Those statistics were reported by the AAA Foundation for Traffic Safety, which commissioned a study that found that nine out of ten Americans support requiring all drivers who have been convicted of DWI more than once to use a device that won’t let their car start if they have been drinking. And, 69 percent of Americans support requiring all drivers convicted of DWI, including first-time offenders, to use such a device.’
These findings were part of the AAA Foundation’s third annual Traffic Safety Culture Index, a nationally-representative survey conducted by Abt SRBI Inc. The Traffic Safety Culture Index was a telephone survey of 2,000 U.S. residents ages 16 and older conducted from May 11, 2010 through June 7, 2010. For more information about the survey and other materials related to drinking and driving visit AAAFoundation.org.

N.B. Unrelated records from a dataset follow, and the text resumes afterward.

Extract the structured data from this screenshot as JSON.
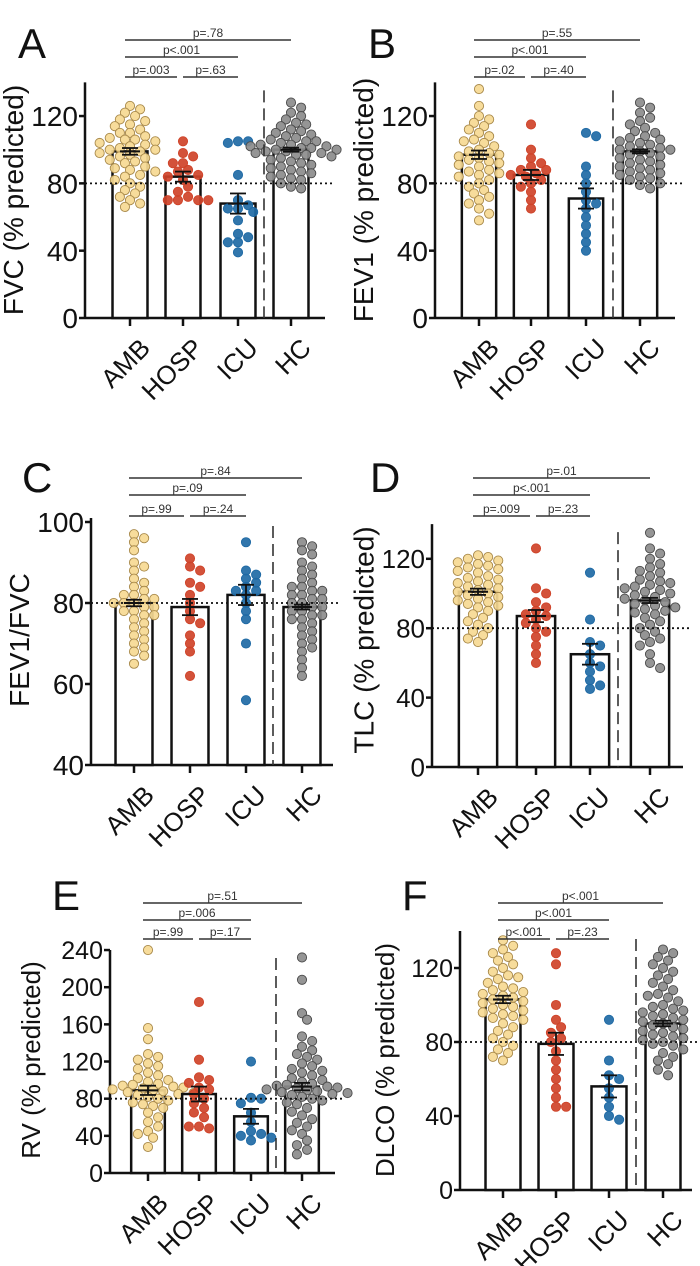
{
  "chart_data": [
    {
      "type": "bar",
      "panel": "A",
      "ylabel": "FVC (% predicted)",
      "categories": [
        "AMB",
        "HOSP",
        "ICU",
        "HC"
      ],
      "yticks": [
        0,
        40,
        80,
        120
      ],
      "ylim": [
        0,
        140
      ],
      "reference_line": 80,
      "means": [
        99,
        84,
        68,
        100
      ],
      "sem": [
        2,
        3,
        6,
        1.2
      ],
      "points": [
        [
          126,
          124,
          122,
          120,
          118,
          117,
          115,
          114,
          112,
          110,
          110,
          108,
          107,
          106,
          106,
          105,
          104,
          103,
          102,
          101,
          100,
          100,
          99,
          98,
          97,
          96,
          95,
          94,
          93,
          92,
          90,
          89,
          88,
          87,
          85,
          84,
          82,
          80,
          78,
          76,
          74,
          72,
          70,
          68,
          66
        ],
        [
          105,
          98,
          96,
          92,
          92,
          88,
          87,
          85,
          84,
          82,
          78,
          75,
          72,
          70,
          70,
          70,
          70
        ],
        [
          105,
          105,
          104,
          85,
          70,
          67,
          65,
          65,
          63,
          58,
          50,
          48,
          45,
          45,
          39
        ],
        [
          128,
          125,
          122,
          120,
          118,
          116,
          115,
          114,
          112,
          111,
          110,
          109,
          108,
          107,
          106,
          105,
          105,
          104,
          103,
          103,
          102,
          102,
          101,
          101,
          100,
          100,
          99,
          99,
          98,
          98,
          97,
          97,
          96,
          95,
          94,
          93,
          92,
          91,
          90,
          89,
          88,
          87,
          86,
          85,
          84,
          83,
          82,
          80,
          78,
          77
        ]
      ],
      "comparisons": [
        {
          "label": "p=.78",
          "from": "AMB",
          "to": "HC"
        },
        {
          "label": "p<.001",
          "from": "AMB",
          "to": "ICU"
        },
        {
          "label": "p=.003",
          "from": "AMB",
          "to": "HOSP"
        },
        {
          "label": "p=.63",
          "from": "HOSP",
          "to": "ICU"
        }
      ]
    },
    {
      "type": "bar",
      "panel": "B",
      "ylabel": "FEV1 (% predicted)",
      "categories": [
        "AMB",
        "HOSP",
        "ICU",
        "HC"
      ],
      "yticks": [
        0,
        40,
        80,
        120
      ],
      "ylim": [
        0,
        140
      ],
      "reference_line": 80,
      "means": [
        97,
        85,
        71,
        99
      ],
      "sem": [
        2.5,
        3,
        6,
        1.2
      ],
      "points": [
        [
          136,
          126,
          120,
          118,
          116,
          114,
          112,
          110,
          108,
          106,
          105,
          104,
          102,
          100,
          99,
          98,
          97,
          96,
          95,
          94,
          93,
          92,
          91,
          90,
          88,
          87,
          86,
          85,
          84,
          82,
          80,
          78,
          76,
          74,
          72,
          70,
          68,
          65,
          62,
          58
        ],
        [
          115,
          100,
          95,
          92,
          90,
          88,
          88,
          86,
          85,
          84,
          82,
          80,
          78,
          75,
          70,
          65
        ],
        [
          110,
          108,
          90,
          85,
          80,
          75,
          70,
          68,
          65,
          60,
          55,
          50,
          45,
          40
        ],
        [
          128,
          125,
          122,
          119,
          117,
          115,
          113,
          111,
          110,
          108,
          107,
          106,
          105,
          104,
          103,
          102,
          101,
          100,
          100,
          99,
          98,
          97,
          96,
          95,
          94,
          93,
          92,
          91,
          90,
          89,
          88,
          87,
          86,
          85,
          84,
          83,
          82,
          80,
          79,
          77
        ]
      ],
      "comparisons": [
        {
          "label": "p=.55",
          "from": "AMB",
          "to": "HC"
        },
        {
          "label": "p<.001",
          "from": "AMB",
          "to": "ICU"
        },
        {
          "label": "p=.02",
          "from": "AMB",
          "to": "HOSP"
        },
        {
          "label": "p=.40",
          "from": "HOSP",
          "to": "ICU"
        }
      ]
    },
    {
      "type": "bar",
      "panel": "C",
      "ylabel": "FEV1/FVC",
      "categories": [
        "AMB",
        "HOSP",
        "ICU",
        "HC"
      ],
      "yticks": [
        40,
        60,
        80,
        100
      ],
      "ylim": [
        40,
        100
      ],
      "reference_line": 80,
      "means": [
        80,
        79,
        82,
        79
      ],
      "sem": [
        0.8,
        2,
        2.5,
        0.6
      ],
      "points": [
        [
          97,
          96,
          95,
          93,
          90,
          89,
          88,
          86,
          85,
          84,
          83,
          82,
          82,
          81,
          81,
          80,
          80,
          80,
          79,
          79,
          78,
          78,
          77,
          77,
          76,
          75,
          74,
          73,
          72,
          71,
          70,
          69,
          68,
          67,
          65
        ],
        [
          91,
          89,
          88,
          85,
          84,
          82,
          80,
          78,
          76,
          75,
          72,
          70,
          68,
          62
        ],
        [
          95,
          88,
          87,
          86,
          85,
          84,
          83,
          83,
          82,
          80,
          78,
          76,
          70,
          56
        ],
        [
          95,
          94,
          93,
          92,
          90,
          89,
          88,
          87,
          86,
          85,
          84,
          84,
          83,
          83,
          82,
          82,
          81,
          81,
          80,
          80,
          79,
          79,
          78,
          78,
          77,
          77,
          76,
          76,
          75,
          74,
          73,
          72,
          71,
          70,
          69,
          68,
          66,
          64,
          62
        ]
      ],
      "comparisons": [
        {
          "label": "p=.84",
          "from": "AMB",
          "to": "HC"
        },
        {
          "label": "p=.09",
          "from": "AMB",
          "to": "ICU"
        },
        {
          "label": "p=.99",
          "from": "AMB",
          "to": "HOSP"
        },
        {
          "label": "p=.24",
          "from": "HOSP",
          "to": "ICU"
        }
      ]
    },
    {
      "type": "bar",
      "panel": "D",
      "ylabel": "TLC (% predicted)",
      "categories": [
        "AMB",
        "HOSP",
        "ICU",
        "HC"
      ],
      "yticks": [
        0,
        40,
        80,
        120
      ],
      "ylim": [
        0,
        140
      ],
      "reference_line": 80,
      "means": [
        101,
        87,
        65,
        96
      ],
      "sem": [
        1.8,
        3.5,
        6,
        1.5
      ],
      "points": [
        [
          122,
          121,
          120,
          119,
          118,
          117,
          116,
          115,
          114,
          113,
          112,
          110,
          109,
          108,
          107,
          106,
          105,
          104,
          103,
          102,
          101,
          100,
          99,
          98,
          97,
          96,
          95,
          94,
          93,
          92,
          90,
          88,
          86,
          84,
          82,
          80,
          78,
          76,
          74,
          72
        ],
        [
          126,
          103,
          100,
          95,
          92,
          90,
          88,
          87,
          85,
          83,
          80,
          78,
          75,
          70,
          65,
          60
        ],
        [
          112,
          85,
          72,
          70,
          65,
          60,
          58,
          55,
          50,
          47,
          45
        ],
        [
          135,
          126,
          123,
          120,
          117,
          115,
          113,
          112,
          110,
          108,
          107,
          106,
          105,
          104,
          103,
          102,
          101,
          100,
          99,
          98,
          97,
          96,
          95,
          94,
          93,
          92,
          91,
          90,
          89,
          88,
          86,
          84,
          82,
          80,
          78,
          76,
          74,
          72,
          70,
          65,
          60,
          57
        ]
      ],
      "comparisons": [
        {
          "label": "p=.01",
          "from": "AMB",
          "to": "HC"
        },
        {
          "label": "p<.001",
          "from": "AMB",
          "to": "ICU"
        },
        {
          "label": "p=.009",
          "from": "AMB",
          "to": "HOSP"
        },
        {
          "label": "p=.23",
          "from": "HOSP",
          "to": "ICU"
        }
      ]
    },
    {
      "type": "bar",
      "panel": "E",
      "ylabel": "RV (% predicted)",
      "categories": [
        "AMB",
        "HOSP",
        "ICU",
        "HC"
      ],
      "yticks": [
        0,
        40,
        80,
        120,
        160,
        200,
        240
      ],
      "ylim": [
        0,
        240
      ],
      "reference_line": 80,
      "means": [
        89,
        85,
        61,
        93
      ],
      "sem": [
        5,
        8,
        8,
        4
      ],
      "points": [
        [
          240,
          156,
          144,
          128,
          125,
          122,
          118,
          115,
          112,
          108,
          105,
          102,
          100,
          98,
          96,
          95,
          94,
          93,
          92,
          91,
          90,
          89,
          88,
          87,
          86,
          85,
          84,
          82,
          80,
          78,
          76,
          74,
          72,
          70,
          65,
          60,
          55,
          50,
          45,
          42,
          38,
          28
        ],
        [
          184,
          122,
          103,
          100,
          97,
          92,
          90,
          85,
          80,
          75,
          70,
          65,
          60,
          50,
          48,
          50
        ],
        [
          120,
          81,
          80,
          75,
          65,
          55,
          45,
          42,
          40,
          38,
          35
        ],
        [
          232,
          208,
          172,
          165,
          147,
          142,
          136,
          132,
          128,
          125,
          122,
          118,
          115,
          112,
          110,
          108,
          105,
          102,
          100,
          98,
          96,
          95,
          94,
          93,
          92,
          91,
          90,
          89,
          88,
          87,
          86,
          85,
          84,
          82,
          80,
          78,
          76,
          74,
          70,
          66,
          62,
          58,
          54,
          50,
          46,
          42,
          35,
          30,
          25,
          20
        ]
      ],
      "comparisons": [
        {
          "label": "p=.51",
          "from": "AMB",
          "to": "HC"
        },
        {
          "label": "p=.006",
          "from": "AMB",
          "to": "ICU"
        },
        {
          "label": "p=.99",
          "from": "AMB",
          "to": "HOSP"
        },
        {
          "label": "p=.17",
          "from": "HOSP",
          "to": "ICU"
        }
      ]
    },
    {
      "type": "bar",
      "panel": "F",
      "ylabel": "DLCO (% predicted)",
      "categories": [
        "AMB",
        "HOSP",
        "ICU",
        "HC"
      ],
      "yticks": [
        0,
        40,
        80,
        120
      ],
      "ylim": [
        0,
        140
      ],
      "reference_line": 80,
      "means": [
        103,
        79,
        56,
        90
      ],
      "sem": [
        2,
        6,
        6,
        1.5
      ],
      "points": [
        [
          135,
          132,
          130,
          128,
          126,
          124,
          122,
          120,
          118,
          116,
          115,
          114,
          112,
          110,
          109,
          108,
          107,
          106,
          105,
          104,
          103,
          102,
          101,
          100,
          99,
          98,
          97,
          96,
          95,
          94,
          93,
          92,
          90,
          88,
          86,
          84,
          82,
          80,
          78,
          76,
          74,
          72,
          70
        ],
        [
          128,
          122,
          100,
          92,
          88,
          85,
          82,
          80,
          75,
          70,
          65,
          60,
          55,
          50,
          45,
          45
        ],
        [
          92,
          70,
          62,
          60,
          55,
          50,
          45,
          40,
          38
        ],
        [
          130,
          128,
          126,
          124,
          122,
          120,
          118,
          116,
          114,
          112,
          110,
          108,
          106,
          105,
          104,
          102,
          100,
          99,
          98,
          97,
          96,
          95,
          94,
          93,
          92,
          91,
          90,
          89,
          88,
          87,
          86,
          85,
          84,
          83,
          82,
          81,
          80,
          79,
          78,
          76,
          74,
          72,
          70,
          68,
          65,
          62
        ]
      ],
      "comparisons": [
        {
          "label": "p<.001",
          "from": "AMB",
          "to": "HC"
        },
        {
          "label": "p<.001",
          "from": "AMB",
          "to": "ICU"
        },
        {
          "label": "p<.001",
          "from": "AMB",
          "to": "HOSP"
        },
        {
          "label": "p=.23",
          "from": "HOSP",
          "to": "ICU"
        }
      ]
    }
  ],
  "colors": {
    "AMB": {
      "fill": "#f6d992",
      "stroke": "#a8894a"
    },
    "HOSP": {
      "fill": "#cf4329",
      "stroke": "#cf4329"
    },
    "ICU": {
      "fill": "#1f6aa5",
      "stroke": "#1f6aa5"
    },
    "HC": {
      "fill": "#8c8c8c",
      "stroke": "#4a4a4a"
    }
  }
}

The report from the foundation also cites a new analysis of National Highway Traffic Safety Administration data from 2000 to 2009 found that an average of 80 people a year are killed in alcohol-related crashes on New Year’s Day—almost two and a half times as many as on the same day of the week in other weeks around New Year’s. In 2009, 73 people were killed in alcohol-related crashes on New Year’s Day. In 2005—the last time New Year’s Day fell on a Saturday—98 people died in alcohol- related crashes on New Year’s Day.
The Federal Highway Administration says there were 190 million licensed drivers in 2000, the most recent data available. That means more than 19 million drivers hit the road drunk in the last 12 months, with almost 10 million confessing to doing it more than once in the last 12 months.